Tell the user: “Edit any of those to your taste. From now on, when we make a figure, I’ll read this section first. You’re not picking colors twice.”


Micro-skills introduced

Name these out loud:


Wrapping up Session 2.4

Three things to try this week:

  1. Make one more figure. Pick a different FRED series (CPI, S&P 500, your favorite) or any public CSV (BLS, OWID, World Bank). Reuse make_plot.py as a starting point. Notice how much faster v1 lands now that style preferences exist.
  2. Refine the MEMORY.md preferences. Edit them after seeing the second figure. The first version is rarely the final one.
  3. Build a figure for a real (public) topic in your domain. If your running example is regulatory filings, find a chart someone else has published, pull the underlying public data, and rebuild it in your style. Notice what they got right and what you’d change.

Feedback.

The user submits feedback at https://docs.google.com/forms/d/e/1FAIpQLSfBc9jULaJzQWTtAM8dKVCS51JIupf7SVybxCVitWp9aCreyg/viewform.

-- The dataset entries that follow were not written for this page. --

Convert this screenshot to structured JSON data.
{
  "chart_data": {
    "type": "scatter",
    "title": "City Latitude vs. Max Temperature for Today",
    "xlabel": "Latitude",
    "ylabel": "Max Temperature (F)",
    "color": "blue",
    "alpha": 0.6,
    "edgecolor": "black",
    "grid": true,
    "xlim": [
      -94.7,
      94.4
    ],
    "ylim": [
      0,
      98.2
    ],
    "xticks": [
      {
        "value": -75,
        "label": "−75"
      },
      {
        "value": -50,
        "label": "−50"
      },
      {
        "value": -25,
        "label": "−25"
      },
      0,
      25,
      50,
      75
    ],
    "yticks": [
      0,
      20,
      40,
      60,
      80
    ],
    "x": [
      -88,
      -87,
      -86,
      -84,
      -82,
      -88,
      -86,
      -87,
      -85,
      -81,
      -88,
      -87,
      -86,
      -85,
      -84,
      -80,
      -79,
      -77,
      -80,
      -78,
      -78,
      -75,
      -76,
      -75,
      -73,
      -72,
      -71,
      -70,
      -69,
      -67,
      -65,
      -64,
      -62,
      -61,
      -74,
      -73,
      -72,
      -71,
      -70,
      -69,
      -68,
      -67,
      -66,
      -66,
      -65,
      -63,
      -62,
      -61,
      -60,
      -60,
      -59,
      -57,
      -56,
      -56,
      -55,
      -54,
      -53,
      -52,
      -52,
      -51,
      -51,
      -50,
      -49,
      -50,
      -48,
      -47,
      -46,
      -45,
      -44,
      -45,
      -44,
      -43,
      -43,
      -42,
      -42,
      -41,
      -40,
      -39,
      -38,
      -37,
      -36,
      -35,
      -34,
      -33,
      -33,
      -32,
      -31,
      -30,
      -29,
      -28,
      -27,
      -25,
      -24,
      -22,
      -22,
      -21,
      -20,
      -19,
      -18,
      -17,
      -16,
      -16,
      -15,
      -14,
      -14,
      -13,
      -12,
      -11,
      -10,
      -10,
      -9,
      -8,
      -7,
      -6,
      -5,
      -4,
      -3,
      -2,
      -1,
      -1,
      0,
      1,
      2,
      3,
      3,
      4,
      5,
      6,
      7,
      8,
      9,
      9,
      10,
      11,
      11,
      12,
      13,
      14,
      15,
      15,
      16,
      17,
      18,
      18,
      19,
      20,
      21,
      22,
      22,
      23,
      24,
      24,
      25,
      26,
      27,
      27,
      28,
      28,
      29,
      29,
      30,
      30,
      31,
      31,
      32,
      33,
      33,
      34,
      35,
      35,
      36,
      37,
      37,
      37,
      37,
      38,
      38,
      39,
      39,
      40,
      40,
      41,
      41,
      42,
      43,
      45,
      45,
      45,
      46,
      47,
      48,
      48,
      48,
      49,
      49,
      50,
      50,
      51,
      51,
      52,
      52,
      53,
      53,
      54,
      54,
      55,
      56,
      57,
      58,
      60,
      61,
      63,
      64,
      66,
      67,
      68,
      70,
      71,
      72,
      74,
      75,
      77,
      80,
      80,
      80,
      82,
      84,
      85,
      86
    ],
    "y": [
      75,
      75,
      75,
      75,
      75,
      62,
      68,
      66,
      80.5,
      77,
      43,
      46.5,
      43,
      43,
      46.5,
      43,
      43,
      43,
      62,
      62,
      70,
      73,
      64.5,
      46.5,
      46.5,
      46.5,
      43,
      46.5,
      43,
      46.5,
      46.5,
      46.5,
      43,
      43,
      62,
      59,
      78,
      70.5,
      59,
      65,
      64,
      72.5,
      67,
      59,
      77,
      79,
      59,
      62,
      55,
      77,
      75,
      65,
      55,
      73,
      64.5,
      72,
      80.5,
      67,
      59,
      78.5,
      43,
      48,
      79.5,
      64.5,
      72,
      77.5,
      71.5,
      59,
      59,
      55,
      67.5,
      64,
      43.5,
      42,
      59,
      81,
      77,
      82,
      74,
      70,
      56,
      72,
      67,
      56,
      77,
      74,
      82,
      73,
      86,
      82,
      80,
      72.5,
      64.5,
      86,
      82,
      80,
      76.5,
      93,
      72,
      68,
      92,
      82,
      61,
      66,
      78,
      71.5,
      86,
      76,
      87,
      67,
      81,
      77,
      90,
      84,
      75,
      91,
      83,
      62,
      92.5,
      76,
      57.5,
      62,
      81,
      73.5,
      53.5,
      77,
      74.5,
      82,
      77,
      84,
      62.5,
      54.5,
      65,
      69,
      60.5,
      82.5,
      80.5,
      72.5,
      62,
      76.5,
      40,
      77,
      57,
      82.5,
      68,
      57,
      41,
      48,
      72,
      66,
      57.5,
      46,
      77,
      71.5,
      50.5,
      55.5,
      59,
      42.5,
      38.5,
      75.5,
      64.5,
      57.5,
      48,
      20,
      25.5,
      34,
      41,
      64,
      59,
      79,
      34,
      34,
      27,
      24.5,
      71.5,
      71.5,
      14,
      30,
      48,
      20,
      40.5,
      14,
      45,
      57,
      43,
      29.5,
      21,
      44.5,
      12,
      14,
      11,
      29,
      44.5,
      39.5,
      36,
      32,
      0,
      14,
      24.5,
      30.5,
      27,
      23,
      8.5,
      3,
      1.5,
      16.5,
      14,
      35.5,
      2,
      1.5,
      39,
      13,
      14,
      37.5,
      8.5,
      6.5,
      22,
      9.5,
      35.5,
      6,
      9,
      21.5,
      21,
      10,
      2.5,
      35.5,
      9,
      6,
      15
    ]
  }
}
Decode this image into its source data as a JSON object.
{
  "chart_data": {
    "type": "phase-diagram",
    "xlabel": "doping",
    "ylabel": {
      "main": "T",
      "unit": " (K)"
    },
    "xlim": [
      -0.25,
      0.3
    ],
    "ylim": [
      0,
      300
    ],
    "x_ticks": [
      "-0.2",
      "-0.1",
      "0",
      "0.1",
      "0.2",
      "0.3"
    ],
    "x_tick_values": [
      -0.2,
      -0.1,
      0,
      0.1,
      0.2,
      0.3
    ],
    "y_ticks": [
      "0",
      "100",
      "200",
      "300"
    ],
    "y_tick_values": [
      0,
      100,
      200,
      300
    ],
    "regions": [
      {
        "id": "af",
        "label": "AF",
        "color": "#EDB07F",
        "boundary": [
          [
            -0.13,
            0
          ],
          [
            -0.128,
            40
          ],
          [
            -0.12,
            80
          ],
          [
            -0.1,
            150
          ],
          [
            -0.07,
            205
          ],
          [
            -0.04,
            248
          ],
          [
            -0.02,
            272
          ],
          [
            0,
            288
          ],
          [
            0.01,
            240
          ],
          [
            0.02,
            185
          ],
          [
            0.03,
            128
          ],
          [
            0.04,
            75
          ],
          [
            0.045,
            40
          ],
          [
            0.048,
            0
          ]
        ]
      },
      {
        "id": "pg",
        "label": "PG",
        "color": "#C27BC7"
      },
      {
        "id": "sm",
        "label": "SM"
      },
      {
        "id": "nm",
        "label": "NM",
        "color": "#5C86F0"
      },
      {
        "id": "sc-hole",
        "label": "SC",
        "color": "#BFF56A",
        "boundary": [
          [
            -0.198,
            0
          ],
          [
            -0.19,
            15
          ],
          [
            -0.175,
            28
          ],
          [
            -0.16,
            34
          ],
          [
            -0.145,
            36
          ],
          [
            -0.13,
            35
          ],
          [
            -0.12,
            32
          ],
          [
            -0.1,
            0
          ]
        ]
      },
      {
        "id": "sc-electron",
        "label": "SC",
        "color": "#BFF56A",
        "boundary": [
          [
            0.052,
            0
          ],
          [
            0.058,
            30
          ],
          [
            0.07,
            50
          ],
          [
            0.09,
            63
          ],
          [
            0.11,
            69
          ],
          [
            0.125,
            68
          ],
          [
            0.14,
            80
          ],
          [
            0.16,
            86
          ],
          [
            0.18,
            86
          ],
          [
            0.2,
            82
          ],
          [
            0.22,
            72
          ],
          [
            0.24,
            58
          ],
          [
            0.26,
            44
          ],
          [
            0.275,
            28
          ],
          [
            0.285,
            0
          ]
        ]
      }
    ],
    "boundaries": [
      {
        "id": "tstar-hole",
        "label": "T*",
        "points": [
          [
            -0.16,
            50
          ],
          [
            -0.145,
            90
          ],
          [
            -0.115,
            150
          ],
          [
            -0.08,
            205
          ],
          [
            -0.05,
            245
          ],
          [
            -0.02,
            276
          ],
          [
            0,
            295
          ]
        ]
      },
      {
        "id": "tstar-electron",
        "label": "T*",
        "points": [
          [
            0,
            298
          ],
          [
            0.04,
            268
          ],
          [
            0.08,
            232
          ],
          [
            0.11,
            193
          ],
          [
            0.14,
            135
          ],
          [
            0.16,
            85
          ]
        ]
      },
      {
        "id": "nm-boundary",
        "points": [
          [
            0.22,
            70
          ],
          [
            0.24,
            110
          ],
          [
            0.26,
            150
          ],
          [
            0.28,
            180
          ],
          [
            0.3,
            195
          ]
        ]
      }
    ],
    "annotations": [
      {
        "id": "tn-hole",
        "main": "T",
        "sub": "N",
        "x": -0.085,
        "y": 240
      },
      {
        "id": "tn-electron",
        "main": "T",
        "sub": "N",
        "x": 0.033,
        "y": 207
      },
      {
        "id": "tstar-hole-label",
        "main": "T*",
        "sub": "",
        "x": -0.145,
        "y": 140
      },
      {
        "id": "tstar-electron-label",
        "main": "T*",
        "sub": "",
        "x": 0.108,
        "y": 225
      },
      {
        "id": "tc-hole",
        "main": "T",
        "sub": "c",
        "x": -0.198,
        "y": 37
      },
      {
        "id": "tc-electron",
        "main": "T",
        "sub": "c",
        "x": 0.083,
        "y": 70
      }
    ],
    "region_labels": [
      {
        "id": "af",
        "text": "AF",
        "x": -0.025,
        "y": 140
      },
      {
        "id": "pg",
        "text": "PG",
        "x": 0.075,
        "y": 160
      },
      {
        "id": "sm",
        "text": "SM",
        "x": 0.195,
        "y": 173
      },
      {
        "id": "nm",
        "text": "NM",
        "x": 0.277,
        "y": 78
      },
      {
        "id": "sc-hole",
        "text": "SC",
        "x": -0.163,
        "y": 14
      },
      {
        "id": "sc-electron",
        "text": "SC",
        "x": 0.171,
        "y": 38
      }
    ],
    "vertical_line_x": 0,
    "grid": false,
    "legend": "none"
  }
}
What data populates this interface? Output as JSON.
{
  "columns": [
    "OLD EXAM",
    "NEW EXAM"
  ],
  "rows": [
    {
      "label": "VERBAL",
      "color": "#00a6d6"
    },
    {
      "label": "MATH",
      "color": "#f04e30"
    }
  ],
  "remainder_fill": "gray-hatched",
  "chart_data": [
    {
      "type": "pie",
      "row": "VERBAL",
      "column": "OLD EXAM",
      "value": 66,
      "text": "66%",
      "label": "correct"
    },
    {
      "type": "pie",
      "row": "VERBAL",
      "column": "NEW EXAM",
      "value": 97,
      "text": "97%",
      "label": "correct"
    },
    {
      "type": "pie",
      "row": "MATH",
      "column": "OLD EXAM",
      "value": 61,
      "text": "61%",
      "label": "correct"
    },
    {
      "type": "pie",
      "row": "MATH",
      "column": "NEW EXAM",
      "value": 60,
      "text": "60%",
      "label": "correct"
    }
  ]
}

Claude: paste the URL into chat. The form mirrors the questions below. Collect answers conversationally first, then have the user click through and submit.

  1. On a 1–5 scale, how useful did this session feel?
  2. The verify-before-plot step — natural, or does it feel like ceremony for a CSV you just downloaded?
  3. The script-as-deliverable pattern — does it change how you think about plotting, or did it feel like extra typing?
  4. Did writing preferences to MEMORY.md feel like a real handoff to future-you, or did it feel like documentation theater?
  5. Which of the three iteration steps (recession bars, style) added the most value to the figure?
  6. What confused you most this session?
  7. Anything you want covered in Session 2.5 that you didn’t see here?

Tell the user: “Your instructor uses these to tailor next week’s session.”


Good to know

Most figures don’t need fancy charting libraries. Matplotlib does 90% of what people use plotly, seaborn, and ggplot for. Don’t reach for a heavier library until you’ve hit a wall with matplotlib’s defaults plus rcParams.

tight_layout() solves most layout issues. Labels cut off, titles overlapping, weird whitespace — fig.tight_layout() before savefig fixes most of it. Reach for bbox_inches="tight" in savefig if tight_layout isn’t enough.

The data should never be regenerated by hand. Once data/raw.csv is downloaded and hashed, treat it as immutable. If the data changes, write data/raw-2026-05-15.csv and update the manifest. Editing CSVs by hand is the most common source of figure errors that pass review and embarrass you later.

Pandas is overkill for tiny data and exactly right for everything else. A 100-row CSV could be parsed with csv.reader. Don’t bother — pd.read_csv is the same line of code and stays right when the data grows.

Excel files work too. pd.read_excel(path, sheet_name=...) reads .xlsx directly. For .xlsx files with structure that matters (multi-sheet, merged cells, Exhibit Two on Sheet 3), openpyxl lets you treat the workbook as data rather than copy values manually. Treat the spreadsheet as a source, not a manual-copy target.